4

Robert Chaptelle tenía treinta años. Raleaba su cabello, y sus labios eran de un color tan rojo que no parecía natural. Debajo de sus ojos se perfilaba la débil tonalidad azul de enfermedad, asma entre otras cosas, el asma de Proust. Un rostro intelectual en que brillaba el hueso. Era amigo de Eve. La había conocido en una cena durante la cual él estuvo sentado casi todo el tiempo solo. Ella trató de hablar con él; Robert tenía acento.

—Eres francés.

—¿Cómo lo has adivinado? —dijo él.

—¿Llevas mucho tiempo aquí?

Él se encogió de hombros.

—Sí, es hora de irse —asintió él.

—Me refiero a si llevas mucho tiempo en Norteamérica.

—Lo mismo digo —dijo él.

Era indulgente consigo mismo, un fracaso. No había abandonado el fracaso; era su dirección, su calle, su único consuelo. Su vida se componía de intimidad y traición. De sí mismo escribió: derrochador, falso. Era poco práctico, adusto, una anomalía. Sufría y amaba como una mujer; recordaba el clima y el menú de un restaurante, las horas que eran como un collar roto en un cajón. Lo guardaba todo —anunció—, lo guardaba aquí, —dijo dándose una palmada en el pecho.

Chaptelle era un apellido que en su origen había sido ruso. Su madre se había trasladado a París en los años veinte, durante la guerra civil. Había conocido a Beckett, Barrault, a todo el mundo. Hay una clase de amor propio que rompe muros de hielo. Lo cual no quiere decir que no se le recordara; su intensidad, sus ojos oscuros, nimbados de sombras, la seguridad que llevaba dentro como un tumor, todas esas cosas no se olvidaban fácilmente.

Hablaron de escritores: Dinesen, Borges, Simone de Beauvoir.

—Es una mujer lúgubre —dijo él—. Sartre, en cambio, tiene esprit.

—¿Conoces a Sartre?

—Tomamos el café en el mismo sitio —dijo Chaptelle—. Mi mujer, mi exmujer, le conoce mejor.
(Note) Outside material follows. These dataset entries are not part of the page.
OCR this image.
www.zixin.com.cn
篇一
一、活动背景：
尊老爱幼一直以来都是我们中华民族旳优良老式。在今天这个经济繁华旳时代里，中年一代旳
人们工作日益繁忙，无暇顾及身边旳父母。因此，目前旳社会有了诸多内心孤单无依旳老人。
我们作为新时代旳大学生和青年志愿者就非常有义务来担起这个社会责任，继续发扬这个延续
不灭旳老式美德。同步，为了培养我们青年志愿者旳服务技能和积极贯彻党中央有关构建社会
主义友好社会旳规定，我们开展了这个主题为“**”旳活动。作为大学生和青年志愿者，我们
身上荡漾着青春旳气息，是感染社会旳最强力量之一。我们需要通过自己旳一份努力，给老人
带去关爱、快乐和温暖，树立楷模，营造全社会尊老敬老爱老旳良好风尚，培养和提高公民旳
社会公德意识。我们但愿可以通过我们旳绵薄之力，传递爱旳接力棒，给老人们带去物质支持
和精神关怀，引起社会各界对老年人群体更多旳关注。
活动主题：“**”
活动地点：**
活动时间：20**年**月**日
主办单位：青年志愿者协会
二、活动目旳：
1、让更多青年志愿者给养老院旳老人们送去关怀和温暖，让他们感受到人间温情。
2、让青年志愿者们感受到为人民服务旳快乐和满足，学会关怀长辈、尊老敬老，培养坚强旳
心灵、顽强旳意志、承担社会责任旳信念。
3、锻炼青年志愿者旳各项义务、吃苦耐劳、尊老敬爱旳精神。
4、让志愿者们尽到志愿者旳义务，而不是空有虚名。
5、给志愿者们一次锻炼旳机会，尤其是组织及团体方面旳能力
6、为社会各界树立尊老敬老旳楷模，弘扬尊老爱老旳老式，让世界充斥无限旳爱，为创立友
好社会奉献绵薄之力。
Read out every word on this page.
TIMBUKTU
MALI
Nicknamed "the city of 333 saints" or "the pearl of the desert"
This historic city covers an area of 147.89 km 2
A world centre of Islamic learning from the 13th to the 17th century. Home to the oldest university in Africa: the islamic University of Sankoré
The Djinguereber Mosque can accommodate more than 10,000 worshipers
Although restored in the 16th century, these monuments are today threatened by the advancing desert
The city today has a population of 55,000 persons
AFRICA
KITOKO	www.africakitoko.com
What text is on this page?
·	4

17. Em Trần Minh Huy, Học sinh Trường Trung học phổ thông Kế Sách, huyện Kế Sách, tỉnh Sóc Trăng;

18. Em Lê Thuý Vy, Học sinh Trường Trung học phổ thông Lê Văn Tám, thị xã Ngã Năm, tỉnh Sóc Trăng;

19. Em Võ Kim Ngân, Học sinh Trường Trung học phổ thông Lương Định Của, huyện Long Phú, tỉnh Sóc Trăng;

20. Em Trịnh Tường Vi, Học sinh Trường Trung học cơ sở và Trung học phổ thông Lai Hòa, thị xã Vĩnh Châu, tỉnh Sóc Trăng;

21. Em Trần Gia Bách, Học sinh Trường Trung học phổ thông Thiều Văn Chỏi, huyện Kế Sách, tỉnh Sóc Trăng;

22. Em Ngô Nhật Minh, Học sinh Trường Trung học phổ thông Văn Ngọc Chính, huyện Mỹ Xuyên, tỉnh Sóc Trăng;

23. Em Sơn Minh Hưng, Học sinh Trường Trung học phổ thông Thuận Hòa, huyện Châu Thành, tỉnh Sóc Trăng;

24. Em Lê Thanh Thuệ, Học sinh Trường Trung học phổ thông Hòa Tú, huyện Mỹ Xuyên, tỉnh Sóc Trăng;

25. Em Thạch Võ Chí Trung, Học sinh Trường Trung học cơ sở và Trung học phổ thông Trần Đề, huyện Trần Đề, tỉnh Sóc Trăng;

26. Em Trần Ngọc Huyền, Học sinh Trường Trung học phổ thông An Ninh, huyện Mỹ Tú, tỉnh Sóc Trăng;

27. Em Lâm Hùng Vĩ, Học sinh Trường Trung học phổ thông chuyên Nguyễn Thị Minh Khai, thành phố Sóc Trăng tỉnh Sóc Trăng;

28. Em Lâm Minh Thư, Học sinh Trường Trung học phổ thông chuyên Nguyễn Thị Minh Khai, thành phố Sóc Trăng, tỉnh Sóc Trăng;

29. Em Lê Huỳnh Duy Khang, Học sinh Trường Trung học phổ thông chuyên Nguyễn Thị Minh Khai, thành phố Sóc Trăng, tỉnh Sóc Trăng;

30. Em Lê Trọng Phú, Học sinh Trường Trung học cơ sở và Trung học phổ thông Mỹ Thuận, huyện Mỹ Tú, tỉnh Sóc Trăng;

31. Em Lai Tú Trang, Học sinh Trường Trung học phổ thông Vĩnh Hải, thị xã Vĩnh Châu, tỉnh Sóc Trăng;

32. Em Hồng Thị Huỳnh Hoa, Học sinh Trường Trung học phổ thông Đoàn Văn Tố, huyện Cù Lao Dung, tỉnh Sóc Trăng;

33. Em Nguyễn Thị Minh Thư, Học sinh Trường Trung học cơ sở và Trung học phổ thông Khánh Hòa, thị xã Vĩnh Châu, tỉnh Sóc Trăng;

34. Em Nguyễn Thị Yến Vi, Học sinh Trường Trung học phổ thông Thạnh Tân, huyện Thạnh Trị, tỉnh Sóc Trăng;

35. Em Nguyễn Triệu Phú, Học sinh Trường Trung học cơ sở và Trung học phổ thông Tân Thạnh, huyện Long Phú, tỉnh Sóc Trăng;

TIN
Trabaja en una librería.

—Has estado casado.

—Somos buenos amigos —dijo él.

—¿Cómo se llama? —preguntó Eve.

—¿Ella? Paule.

Habían pasado su viaje de bodas en todas las ciudades provincianas que Colette había visitado en los años en que bailaba en revistas. Viajaban como hermano y hermana. Era un hommage.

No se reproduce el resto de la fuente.